У входа в комнату мужичок запнулся об огромный чемодан с окованными угла­ми. Тихо взвыв, вновь мысленно выругался: «У-ух, стерва! Пришла с этим чемоданом и уходит с ним же. К полюбовнику уходит, замуж за него хочет, разводиться собралась — у-ух, стерва! Ну, ничего! Вернется за барахлишком, а я тутушки, вишу… висю… Мать вашу! Ничего-о… Будет помнить муженька!»

Мужичок щелкнул выключателем люстры и, поколупавшись в темноте, включил торшер. На табурет удалось вскарабкаться после нескольких попыток; когда распря­мился, повело в сторону — сверзнулся бы, кабы не вцепился в люстру. «Ничего, будет помнить! Вся из себя, образованная, институт закончила — а меня, скотину, будет помнить. Сама же скотиной называла!..»

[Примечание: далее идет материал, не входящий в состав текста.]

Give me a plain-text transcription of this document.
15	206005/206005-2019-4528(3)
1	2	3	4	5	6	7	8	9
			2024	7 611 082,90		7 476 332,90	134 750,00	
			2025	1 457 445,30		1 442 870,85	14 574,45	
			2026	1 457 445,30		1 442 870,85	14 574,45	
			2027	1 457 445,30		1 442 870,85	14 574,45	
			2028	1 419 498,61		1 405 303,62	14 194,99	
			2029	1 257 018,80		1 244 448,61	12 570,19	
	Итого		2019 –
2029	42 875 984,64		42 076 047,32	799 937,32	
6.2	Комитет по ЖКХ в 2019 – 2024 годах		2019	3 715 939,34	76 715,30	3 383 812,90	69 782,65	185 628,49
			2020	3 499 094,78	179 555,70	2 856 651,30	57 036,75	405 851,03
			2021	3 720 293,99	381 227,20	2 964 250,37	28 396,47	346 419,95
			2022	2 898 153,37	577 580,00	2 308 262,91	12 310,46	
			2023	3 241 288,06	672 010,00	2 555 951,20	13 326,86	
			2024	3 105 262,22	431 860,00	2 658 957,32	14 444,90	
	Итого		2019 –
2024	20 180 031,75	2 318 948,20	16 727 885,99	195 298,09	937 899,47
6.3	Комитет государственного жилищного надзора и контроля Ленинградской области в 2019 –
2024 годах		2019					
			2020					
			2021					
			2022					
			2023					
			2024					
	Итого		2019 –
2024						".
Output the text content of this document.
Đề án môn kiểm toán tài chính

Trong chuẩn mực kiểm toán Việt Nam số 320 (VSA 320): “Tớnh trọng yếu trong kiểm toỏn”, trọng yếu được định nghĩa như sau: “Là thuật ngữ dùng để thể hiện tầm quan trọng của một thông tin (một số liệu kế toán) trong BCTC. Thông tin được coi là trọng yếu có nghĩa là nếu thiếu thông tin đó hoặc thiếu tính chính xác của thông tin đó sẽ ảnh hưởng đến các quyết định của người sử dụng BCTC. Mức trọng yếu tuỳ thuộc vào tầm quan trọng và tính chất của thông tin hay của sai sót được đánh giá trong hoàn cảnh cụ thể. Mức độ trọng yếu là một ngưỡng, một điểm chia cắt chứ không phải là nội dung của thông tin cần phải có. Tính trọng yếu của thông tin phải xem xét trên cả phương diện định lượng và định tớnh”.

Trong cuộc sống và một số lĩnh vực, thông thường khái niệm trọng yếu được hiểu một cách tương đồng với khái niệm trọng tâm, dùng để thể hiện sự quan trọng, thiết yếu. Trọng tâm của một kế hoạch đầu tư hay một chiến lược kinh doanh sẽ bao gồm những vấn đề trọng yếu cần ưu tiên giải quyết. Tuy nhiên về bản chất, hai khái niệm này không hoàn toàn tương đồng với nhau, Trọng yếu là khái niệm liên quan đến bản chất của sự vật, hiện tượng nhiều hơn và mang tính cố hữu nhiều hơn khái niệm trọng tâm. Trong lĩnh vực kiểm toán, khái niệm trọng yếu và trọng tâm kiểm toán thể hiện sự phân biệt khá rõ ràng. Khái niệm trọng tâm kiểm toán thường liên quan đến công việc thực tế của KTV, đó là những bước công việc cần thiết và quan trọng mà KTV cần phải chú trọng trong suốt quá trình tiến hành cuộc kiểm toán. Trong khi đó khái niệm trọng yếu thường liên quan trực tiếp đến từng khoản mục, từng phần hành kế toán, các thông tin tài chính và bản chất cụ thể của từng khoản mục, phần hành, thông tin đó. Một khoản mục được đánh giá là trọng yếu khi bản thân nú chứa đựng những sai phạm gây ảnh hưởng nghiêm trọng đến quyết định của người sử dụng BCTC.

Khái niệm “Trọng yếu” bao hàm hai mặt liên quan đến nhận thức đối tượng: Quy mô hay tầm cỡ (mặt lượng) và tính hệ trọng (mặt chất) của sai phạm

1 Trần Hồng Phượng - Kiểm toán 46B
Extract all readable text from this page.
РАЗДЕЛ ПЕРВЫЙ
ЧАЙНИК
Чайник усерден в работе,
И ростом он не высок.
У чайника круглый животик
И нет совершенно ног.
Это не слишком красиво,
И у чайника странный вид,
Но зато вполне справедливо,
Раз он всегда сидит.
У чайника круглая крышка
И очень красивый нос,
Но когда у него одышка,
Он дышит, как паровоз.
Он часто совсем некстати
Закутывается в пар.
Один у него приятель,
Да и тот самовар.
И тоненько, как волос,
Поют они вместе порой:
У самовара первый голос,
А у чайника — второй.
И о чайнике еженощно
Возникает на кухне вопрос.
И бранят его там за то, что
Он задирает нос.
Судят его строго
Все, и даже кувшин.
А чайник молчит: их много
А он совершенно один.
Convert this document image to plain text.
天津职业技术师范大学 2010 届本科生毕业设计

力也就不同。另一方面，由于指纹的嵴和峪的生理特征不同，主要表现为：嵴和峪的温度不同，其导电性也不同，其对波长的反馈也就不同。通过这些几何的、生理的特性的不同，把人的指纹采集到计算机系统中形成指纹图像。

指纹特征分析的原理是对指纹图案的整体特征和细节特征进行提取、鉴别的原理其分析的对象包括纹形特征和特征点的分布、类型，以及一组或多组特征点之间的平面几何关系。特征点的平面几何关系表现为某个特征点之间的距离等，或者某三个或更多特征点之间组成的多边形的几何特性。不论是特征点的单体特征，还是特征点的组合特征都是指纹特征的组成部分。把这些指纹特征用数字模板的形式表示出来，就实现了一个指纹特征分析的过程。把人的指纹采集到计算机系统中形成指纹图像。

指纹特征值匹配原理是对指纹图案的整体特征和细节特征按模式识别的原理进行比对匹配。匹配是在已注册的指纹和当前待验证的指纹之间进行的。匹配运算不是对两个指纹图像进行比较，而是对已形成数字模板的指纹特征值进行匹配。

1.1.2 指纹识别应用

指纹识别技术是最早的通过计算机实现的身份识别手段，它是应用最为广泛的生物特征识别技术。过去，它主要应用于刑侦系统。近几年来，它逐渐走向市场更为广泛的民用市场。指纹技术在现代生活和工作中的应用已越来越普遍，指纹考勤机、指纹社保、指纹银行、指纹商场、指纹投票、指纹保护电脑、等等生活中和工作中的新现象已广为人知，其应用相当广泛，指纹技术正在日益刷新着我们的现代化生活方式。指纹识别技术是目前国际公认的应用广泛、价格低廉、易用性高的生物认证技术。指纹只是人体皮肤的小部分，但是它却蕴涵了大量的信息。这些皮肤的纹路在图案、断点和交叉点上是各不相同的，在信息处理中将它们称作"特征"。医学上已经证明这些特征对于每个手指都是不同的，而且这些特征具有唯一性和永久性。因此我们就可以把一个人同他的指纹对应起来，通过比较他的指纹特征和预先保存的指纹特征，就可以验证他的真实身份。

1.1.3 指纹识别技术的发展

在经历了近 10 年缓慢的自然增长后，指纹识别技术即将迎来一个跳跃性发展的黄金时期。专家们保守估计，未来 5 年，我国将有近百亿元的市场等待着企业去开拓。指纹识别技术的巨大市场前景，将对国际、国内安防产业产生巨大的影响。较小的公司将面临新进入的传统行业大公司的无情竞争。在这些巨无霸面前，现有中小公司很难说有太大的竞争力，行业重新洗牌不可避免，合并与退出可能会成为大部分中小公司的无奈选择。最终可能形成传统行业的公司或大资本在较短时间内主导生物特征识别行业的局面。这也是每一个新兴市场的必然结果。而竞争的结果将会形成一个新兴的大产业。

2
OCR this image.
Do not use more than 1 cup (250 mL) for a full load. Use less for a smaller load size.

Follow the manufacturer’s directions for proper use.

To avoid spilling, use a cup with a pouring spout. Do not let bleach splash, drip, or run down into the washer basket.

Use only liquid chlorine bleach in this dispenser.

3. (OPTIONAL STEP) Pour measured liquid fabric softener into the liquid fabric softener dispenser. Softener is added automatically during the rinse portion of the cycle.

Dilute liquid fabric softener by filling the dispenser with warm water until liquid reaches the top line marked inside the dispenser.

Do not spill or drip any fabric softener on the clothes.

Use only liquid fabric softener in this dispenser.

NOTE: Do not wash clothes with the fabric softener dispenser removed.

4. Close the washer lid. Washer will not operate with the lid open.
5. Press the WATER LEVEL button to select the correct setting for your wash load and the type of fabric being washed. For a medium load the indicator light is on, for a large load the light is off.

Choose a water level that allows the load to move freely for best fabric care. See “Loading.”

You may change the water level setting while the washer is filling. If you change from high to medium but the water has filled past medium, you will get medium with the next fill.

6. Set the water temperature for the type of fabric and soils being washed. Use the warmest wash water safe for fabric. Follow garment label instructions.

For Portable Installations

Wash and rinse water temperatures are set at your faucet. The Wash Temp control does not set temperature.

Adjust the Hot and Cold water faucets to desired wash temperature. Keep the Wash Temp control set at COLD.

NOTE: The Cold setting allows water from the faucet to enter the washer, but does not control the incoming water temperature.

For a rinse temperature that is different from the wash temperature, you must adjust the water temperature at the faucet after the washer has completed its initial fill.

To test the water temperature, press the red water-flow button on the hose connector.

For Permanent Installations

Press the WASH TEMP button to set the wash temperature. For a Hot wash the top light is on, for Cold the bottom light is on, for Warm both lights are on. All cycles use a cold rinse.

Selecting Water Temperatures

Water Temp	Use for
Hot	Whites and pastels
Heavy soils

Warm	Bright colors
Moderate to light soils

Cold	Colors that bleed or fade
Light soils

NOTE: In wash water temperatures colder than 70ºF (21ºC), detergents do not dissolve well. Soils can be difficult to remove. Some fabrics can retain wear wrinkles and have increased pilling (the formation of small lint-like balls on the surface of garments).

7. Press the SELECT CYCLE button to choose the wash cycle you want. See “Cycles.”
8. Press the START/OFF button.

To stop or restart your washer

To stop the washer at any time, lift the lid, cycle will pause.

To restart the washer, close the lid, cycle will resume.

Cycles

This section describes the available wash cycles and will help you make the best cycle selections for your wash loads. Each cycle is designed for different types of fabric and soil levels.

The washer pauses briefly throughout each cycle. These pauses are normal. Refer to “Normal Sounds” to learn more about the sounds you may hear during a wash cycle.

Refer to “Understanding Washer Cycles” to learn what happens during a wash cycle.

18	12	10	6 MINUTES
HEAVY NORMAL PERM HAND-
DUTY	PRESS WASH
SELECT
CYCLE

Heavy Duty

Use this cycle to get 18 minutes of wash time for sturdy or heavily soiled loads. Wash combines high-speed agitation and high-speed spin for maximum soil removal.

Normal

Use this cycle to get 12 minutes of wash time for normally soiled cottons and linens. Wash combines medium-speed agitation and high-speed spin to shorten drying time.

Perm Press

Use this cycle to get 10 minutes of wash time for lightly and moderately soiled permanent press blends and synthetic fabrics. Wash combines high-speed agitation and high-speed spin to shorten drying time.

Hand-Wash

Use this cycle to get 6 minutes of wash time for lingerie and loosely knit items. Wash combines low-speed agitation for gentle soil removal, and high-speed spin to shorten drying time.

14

Мужичок ухмыльнулся, медленно нагнулся за ножом, приготовленным заранее, и, осторожно сняв люстру с крюка, резанул по проводам. «Да, я скотина! Скотина и плебей! Меня, помнится, хлюпик какой-то плебеем назвал. Я ведь не понял его тогда, подумал, что плебей — что-то вроде бабника… Ну да уж эта стерва меня просветила… Ничего, нашел я того хлюпика!»

Обрубок проводов мужичок обмотал изолентой. «А то еще шарахнет кого, когда снимать будут», — подумал он. Бережно притулил на креслице люстру, сухо постукивавшую висюльками. На хлипкий четвероногий эшафот взобрался с первого раза — сноровка.

«А крюк-то совсем ржавый, — подумал мужичок, прилаживая взмыленную верев­ку, — может не выдержать. А ну как не выдержит?.. Тогда всё к чертям! Тогда здесь я уже нигде не повешусь, а если вешаться в кухне, то на хрена мне это надо? Она, мож, туда и не заглянет… Ничего, это крепкий крюк, выдержит!»

Так рассуждал мужичок, стоя на кухонном табурете с петлей в руках. Спускаясь, случайно сбрыкнул тапочек и долго шарил под сервантом босой ногой со штрипкой замызганных тренировочных штанов. К слову сказать, кроме шлепанцев и штанов на нем ничего не было, послушные волосы вихрились невообразимым образом: мужичок недавно вымылся.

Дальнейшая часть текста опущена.